His research team chose a robotic finger for the experiment because this mechanism is well studied and is an essential part of a robot, he said.
Build the skin
Human skin is made from the same building blocks as human skin, Takeuchi said.
The robotic finger was first immersed in a solution of collagen, which is a fibrous protein, and human dermal fibroblasts, the two main components of human skin. Dermal fibroblasts are the main type of connective tissue cell in the skin.
Once the solution was shaped around the finger, Takeuchi applied human epidermal keratinocytes to the outside. A keratinocyte is the main type of cell that makes up the human epidermis, the outermost layer of skin, he said.
In the tests, the elastic human skin moved freely as the finger performed different movements, Takeuchi said. His team put a collagen bandage on part of the injured finger to repair it, and the robot was able to move freely after the protein repaired the skin.

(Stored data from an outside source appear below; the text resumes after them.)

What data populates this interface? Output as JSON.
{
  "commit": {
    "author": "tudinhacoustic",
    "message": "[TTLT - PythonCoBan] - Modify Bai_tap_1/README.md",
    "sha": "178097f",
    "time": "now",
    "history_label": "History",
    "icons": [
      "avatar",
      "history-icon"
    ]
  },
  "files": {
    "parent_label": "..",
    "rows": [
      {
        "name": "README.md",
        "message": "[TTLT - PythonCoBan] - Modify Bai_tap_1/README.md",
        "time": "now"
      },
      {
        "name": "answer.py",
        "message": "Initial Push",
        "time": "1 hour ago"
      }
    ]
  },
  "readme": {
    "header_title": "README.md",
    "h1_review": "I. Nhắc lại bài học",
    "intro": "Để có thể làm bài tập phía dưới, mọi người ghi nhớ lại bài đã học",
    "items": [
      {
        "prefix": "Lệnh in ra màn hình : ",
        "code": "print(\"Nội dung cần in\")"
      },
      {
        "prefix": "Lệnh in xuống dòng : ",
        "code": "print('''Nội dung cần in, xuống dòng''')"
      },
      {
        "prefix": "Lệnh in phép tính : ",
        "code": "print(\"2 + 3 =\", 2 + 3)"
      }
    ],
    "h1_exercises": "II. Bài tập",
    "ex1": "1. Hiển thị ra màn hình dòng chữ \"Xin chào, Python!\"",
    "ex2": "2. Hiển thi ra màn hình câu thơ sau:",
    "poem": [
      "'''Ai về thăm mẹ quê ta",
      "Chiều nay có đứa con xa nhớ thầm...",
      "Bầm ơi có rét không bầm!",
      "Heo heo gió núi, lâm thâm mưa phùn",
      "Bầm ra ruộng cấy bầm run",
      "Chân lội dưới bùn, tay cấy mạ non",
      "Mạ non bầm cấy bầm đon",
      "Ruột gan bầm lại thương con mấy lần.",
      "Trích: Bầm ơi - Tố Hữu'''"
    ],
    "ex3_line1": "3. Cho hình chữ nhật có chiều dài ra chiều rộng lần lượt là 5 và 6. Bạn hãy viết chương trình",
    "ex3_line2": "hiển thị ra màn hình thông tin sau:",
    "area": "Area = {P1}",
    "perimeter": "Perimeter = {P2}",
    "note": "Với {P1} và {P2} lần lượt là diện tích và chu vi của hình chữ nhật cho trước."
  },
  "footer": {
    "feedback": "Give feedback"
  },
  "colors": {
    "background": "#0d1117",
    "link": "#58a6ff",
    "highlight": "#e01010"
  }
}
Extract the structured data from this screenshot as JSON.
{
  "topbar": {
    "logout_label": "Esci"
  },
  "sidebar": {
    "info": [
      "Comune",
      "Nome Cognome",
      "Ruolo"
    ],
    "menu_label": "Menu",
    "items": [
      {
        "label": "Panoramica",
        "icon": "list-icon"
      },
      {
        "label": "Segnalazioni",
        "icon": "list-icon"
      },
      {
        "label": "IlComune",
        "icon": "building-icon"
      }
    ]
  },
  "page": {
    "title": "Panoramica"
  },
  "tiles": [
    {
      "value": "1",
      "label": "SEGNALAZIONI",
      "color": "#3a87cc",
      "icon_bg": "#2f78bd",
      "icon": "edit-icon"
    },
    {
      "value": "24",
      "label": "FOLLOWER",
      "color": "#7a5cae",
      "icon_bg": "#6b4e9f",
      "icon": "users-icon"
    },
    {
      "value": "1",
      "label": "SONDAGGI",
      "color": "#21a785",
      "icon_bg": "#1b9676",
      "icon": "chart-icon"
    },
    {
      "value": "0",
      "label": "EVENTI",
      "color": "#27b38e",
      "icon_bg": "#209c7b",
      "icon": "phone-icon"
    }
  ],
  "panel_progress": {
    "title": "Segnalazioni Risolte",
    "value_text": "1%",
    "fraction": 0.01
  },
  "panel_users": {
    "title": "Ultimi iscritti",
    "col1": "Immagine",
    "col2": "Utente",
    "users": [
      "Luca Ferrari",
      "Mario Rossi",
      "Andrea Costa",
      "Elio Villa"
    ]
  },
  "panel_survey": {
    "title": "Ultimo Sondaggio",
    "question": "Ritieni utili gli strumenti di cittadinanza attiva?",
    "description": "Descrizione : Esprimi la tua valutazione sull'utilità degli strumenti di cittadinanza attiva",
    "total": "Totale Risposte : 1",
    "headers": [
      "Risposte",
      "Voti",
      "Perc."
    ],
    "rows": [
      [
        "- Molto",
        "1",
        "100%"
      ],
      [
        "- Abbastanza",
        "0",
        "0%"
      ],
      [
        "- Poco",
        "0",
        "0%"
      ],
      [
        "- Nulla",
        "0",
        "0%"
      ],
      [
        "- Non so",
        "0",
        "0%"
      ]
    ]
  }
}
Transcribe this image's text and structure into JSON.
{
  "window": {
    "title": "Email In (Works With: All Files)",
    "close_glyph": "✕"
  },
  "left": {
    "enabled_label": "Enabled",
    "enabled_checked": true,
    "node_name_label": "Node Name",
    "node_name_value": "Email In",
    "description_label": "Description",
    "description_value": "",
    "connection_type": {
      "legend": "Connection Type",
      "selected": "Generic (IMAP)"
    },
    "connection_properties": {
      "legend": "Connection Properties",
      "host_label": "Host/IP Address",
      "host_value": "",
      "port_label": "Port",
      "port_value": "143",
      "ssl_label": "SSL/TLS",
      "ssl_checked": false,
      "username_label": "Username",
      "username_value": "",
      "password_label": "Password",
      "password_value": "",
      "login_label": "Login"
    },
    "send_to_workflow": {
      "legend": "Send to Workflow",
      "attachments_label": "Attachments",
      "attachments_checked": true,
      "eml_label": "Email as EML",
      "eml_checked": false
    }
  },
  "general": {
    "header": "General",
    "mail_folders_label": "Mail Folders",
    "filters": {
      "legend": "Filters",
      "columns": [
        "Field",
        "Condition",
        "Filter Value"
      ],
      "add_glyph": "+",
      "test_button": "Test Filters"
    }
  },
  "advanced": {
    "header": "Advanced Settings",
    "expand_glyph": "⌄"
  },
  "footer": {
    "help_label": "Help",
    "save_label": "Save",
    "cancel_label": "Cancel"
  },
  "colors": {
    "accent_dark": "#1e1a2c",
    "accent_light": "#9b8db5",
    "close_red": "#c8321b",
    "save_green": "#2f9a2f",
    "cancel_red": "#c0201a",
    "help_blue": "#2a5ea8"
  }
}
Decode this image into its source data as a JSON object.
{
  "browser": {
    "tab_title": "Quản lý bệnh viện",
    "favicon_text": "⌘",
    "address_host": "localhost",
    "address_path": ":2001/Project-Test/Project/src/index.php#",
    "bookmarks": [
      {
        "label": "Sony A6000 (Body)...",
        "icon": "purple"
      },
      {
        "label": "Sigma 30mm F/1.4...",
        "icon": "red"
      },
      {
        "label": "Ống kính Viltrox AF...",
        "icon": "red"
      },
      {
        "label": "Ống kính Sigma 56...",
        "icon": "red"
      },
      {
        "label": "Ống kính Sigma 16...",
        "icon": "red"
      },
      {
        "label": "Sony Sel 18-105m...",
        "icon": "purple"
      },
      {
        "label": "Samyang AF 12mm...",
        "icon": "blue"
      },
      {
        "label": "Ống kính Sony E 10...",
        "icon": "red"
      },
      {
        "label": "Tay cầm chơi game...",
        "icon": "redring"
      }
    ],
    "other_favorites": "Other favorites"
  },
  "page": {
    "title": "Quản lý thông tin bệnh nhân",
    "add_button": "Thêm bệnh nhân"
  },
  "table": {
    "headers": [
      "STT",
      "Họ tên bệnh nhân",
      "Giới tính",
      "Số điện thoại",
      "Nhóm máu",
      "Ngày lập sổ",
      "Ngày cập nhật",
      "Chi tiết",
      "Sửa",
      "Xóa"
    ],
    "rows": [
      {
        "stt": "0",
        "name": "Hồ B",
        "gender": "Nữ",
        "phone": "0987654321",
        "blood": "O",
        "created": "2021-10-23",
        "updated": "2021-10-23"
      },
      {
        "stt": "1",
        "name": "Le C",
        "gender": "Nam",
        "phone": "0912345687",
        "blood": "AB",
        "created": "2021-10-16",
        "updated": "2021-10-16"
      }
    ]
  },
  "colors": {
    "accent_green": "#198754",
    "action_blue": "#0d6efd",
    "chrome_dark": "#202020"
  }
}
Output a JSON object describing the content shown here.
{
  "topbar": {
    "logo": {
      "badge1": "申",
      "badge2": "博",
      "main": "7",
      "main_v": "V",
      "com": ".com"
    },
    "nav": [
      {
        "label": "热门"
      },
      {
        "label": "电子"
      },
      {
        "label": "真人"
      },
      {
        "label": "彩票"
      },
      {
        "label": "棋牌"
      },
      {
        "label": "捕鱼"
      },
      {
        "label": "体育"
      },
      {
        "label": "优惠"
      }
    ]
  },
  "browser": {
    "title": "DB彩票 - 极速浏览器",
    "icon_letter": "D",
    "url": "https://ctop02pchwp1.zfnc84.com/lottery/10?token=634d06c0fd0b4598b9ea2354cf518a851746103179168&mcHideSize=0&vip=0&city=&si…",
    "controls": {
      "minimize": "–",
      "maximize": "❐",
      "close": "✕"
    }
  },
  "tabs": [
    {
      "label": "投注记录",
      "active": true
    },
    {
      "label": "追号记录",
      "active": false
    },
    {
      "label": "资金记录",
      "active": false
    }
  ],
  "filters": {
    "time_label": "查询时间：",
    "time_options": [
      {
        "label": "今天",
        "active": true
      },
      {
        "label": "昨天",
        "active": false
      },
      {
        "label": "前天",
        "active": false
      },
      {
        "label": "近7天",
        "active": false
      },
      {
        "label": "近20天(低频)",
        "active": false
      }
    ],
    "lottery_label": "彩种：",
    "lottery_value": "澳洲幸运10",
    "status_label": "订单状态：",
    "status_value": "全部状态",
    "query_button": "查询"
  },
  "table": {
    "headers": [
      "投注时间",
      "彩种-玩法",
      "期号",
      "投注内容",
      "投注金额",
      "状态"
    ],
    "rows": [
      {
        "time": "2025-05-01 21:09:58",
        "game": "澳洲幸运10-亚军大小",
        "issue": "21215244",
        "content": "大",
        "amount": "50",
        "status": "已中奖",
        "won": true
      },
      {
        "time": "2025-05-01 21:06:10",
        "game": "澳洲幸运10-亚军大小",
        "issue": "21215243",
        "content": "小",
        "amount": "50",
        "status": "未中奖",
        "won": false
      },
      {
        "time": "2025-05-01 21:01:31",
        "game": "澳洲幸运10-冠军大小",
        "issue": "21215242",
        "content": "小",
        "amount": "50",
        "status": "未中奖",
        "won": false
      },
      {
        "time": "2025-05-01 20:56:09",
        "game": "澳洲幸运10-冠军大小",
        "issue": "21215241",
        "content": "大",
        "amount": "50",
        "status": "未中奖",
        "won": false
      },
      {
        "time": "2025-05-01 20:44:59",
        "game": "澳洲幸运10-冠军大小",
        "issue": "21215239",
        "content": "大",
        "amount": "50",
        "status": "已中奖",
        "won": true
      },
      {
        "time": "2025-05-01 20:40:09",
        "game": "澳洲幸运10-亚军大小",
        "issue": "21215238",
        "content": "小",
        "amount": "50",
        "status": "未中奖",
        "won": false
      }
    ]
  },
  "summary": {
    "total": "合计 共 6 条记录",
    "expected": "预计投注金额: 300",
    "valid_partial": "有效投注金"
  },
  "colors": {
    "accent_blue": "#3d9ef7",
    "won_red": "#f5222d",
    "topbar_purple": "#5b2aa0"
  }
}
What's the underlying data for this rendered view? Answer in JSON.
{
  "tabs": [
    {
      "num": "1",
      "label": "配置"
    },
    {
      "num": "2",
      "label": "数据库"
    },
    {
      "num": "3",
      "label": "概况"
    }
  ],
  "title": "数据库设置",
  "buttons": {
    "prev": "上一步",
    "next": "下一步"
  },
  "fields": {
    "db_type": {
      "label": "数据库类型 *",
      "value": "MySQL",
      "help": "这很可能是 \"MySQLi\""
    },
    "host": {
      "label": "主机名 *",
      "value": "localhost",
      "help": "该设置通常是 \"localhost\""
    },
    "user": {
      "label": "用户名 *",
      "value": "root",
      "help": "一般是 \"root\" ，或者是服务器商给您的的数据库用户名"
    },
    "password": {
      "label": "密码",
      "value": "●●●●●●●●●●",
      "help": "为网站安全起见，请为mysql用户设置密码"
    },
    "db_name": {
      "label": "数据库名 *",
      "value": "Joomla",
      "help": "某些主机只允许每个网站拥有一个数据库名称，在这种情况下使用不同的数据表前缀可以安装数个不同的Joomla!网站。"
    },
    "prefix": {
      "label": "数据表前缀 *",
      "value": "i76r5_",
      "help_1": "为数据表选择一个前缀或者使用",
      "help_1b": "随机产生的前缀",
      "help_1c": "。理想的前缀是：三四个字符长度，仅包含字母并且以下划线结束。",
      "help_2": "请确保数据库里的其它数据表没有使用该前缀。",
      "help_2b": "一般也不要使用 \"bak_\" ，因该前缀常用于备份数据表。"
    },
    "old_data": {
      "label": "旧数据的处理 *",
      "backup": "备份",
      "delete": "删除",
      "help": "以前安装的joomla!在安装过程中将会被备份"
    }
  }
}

Collagen is a major component of human skin and has healing properties, according to a 2021 study.
The skin could also repel water, which expanded the tasks the robot could perform.
When the researchers used a robot with a wet surface material, polystyrene foam beads stuck to it, according to the study. These beads are commonly used as filler material in products such as beanbags and some stuffed animals.
When the scientists tried the same experiment with water-repellent human skin, the robotic finger was able to push the foam balls away without them sticking, the authors said.
Design robots in our image
According to the study, humanoids are robots that perform tasks that involve interaction with humans in settings such as the medical, nursing and service industries.
It’s important to have robots that look like humans when they’re in places frequently frequented by humans, said Pulkit Agrawal, Steven and Renee Finn Career Development Professor and assistant professor in the Department of Electrical and Engineering. computing at the Massachusetts Institute of Technology in Cambridge. He did not participate in the study.
“Humans design spaces around themselves, so having a human-like robot is helpful in those scenarios,” Agrawal said.
For example, robots that might one day be in a household need to be able to pick up objects and move around like a person does, he said.
If a robot were to be made of metal, it would have to be extremely accurate in picking up another hard object like a cup, Agrawal said. There would be a small amount of contact between the two objects since neither is flexible.
If the hand was soft like human skin, the robot might be less precise because more surface area of the cup would be covered because the soft skin conforms to the handle, he said.
A step in the right direction
The discovery is important, Agrawal said, but the development of human skin still has a long way to go.
Skin is a living organism, so it needs to sustain itself by being constantly nourished while removing waste, Takeuchi said.
Unfortunately, the current skin that has been grown does not have this built-in ability, so it cannot sustain itself, he said.
Takeuchi wants to add a vascular system, the way blood circulates throughout our bodies, to help transport nutrients to and from cells and keep skin alive. He also wants to develop additional details for the skin such as hair follicles, nails and sweat glands.